Even today, we are effectively only on the third major model generation, making the jump from a contemporary 911 to a vintage model feel strangely seamless. Nearly all the major ingredients have been retained since 1963, even in the latest generation, known internally by its codename 991. You face five big round dials. You have superb visibility and surprising comfort. Everything feels a bit less intimidating than in other  sports cars.

And when you turn the ignition key, positioned often to the left of the steering column, the engine whirrs into life from far, far behind you. Engineers may say the flat six-cylinder engine is in the wrong place, hanging out behind the rear axle, but according to the brand historians at Porsche’s glittering museum, adjacent  to its factory in Zuffenhausen, Germany, it is always going to be right for 911.

Journalists had convened for a drive event  at Porsche’s test facility in Weissach, and would move across 911 generations throughout the day. First, a red 1974 Carrera, the one with the US-prescribed “crush can” bumpers.

Move from a modern car, and a period 911’s offset, floor-hinged pedals, recalcitrant gearbox and  rear-set weight bias could cause some unease. But the feeling is fleeting. Ferdinand Porsche’s design priority of the 911 was to create space, flexibility, comfort and ease over long distances. Such approachability settles a neophyte enough to enjoy the positives – that howling rear engine among them.

As our group was late arriving in Weissach, our German guide, in a 400-horsepower 2013 991 Carrera S, pressed on at unprintable speeds. We kept up. There was a lot more to mind in our car, certainly, but a flood of extra sensations meant we had confidence doing so. We knew that the writhing, chattering steering wheel was involving us in ways that are lost on the driver of a showroom-fresh 991.

By the 1970s, 911s were making grudging accommodation for new technologies. But during a brief bit of wheel time in the original car from the mid-1960s, we experienced the uncorrupted feel and feedback enthusiasts love.

Maybe too much feedback? These early 911s did have handling quirks because of where the engine was located. Porsche had not quite sorted the suspension; spindly tires and tippy-toe springs did not help. Controlling a highly coveted vintage sports car via a huge, thin-rimmed steering wheel was certainly one way to test one’s depth of enthusiasm for the breed.

Later, a switch into a silver 1995 Targa model, codenamed 993, reinforced what a 911 is all about. There was leather, climate controls, an automatic transmission and electric everything, sure, but all the fundamentals felt the same as the blue car over three decades its senior.

That this lineage feels slightly broken after the late 1990s is for a good reason. The engine began to be cooled by water and not air, making the older engines sound much clearer and more mechanical. The view through the upright windscreen is also more panoramic in the older cars, and their sheer compactness makes for confident, press-on motoring even on narrow roads.

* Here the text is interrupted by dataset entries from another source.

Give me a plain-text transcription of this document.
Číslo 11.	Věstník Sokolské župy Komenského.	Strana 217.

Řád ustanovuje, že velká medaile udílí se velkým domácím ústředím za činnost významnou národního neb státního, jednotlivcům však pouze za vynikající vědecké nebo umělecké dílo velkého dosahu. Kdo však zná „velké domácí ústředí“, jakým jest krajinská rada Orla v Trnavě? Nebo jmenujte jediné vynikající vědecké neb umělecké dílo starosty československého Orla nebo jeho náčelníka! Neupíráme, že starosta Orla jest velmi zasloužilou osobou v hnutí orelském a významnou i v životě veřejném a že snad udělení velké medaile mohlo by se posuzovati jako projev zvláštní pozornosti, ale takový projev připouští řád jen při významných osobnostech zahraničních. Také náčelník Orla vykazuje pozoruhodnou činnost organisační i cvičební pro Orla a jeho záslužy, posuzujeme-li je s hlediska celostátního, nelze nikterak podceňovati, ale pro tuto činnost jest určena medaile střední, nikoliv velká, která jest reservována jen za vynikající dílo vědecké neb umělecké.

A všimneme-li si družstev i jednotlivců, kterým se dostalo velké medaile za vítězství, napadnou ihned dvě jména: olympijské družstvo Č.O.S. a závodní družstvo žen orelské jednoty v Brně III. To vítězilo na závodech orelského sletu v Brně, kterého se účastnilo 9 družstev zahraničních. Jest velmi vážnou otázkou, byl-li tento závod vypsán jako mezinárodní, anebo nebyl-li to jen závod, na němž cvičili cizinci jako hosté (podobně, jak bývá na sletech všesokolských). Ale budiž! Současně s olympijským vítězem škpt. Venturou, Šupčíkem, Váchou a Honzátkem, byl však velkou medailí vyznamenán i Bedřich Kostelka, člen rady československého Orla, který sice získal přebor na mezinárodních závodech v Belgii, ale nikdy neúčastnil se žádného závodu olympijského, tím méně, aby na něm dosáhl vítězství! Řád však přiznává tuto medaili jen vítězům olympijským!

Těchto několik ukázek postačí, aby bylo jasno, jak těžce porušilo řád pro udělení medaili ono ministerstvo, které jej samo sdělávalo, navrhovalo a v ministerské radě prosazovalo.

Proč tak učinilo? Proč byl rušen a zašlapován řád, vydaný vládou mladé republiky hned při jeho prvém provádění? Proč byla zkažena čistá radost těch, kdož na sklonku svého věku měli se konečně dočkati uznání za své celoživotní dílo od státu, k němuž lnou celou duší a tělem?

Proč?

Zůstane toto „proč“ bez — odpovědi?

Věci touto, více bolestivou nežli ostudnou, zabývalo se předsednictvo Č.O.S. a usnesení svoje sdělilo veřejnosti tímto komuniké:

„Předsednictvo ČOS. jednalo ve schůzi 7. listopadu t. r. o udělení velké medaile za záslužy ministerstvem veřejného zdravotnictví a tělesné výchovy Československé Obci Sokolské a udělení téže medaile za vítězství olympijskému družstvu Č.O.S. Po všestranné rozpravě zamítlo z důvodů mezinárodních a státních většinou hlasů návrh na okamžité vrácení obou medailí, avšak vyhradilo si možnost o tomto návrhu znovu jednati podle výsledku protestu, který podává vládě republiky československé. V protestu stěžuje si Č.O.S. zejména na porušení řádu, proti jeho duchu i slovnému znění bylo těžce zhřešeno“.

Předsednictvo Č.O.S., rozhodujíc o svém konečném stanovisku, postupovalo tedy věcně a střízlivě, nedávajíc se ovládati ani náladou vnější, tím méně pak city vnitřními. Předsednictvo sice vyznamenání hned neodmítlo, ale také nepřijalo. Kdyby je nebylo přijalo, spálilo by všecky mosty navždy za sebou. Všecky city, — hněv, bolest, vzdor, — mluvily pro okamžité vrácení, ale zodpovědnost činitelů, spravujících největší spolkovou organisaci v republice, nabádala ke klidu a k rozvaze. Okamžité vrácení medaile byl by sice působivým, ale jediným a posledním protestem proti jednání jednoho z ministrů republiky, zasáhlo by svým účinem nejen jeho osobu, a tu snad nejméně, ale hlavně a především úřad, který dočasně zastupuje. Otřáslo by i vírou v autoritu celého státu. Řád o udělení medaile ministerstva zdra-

Earlier this month, driving the new 991 Carrera 4 from England to Wales and back, the latest 911 had less steering feel, more comfort, less noise, more space, fewer quirks and greater speed. However, it was still a 911. You still sensed where the engine was, still felt the nose bobble over undulations in the tarmac. It could still go wickedly fast without producing the anxiety prevalent in other sports cars.

Little has fundamentally changed because there has been fundamentally little need. The 911 really is like no other sports car.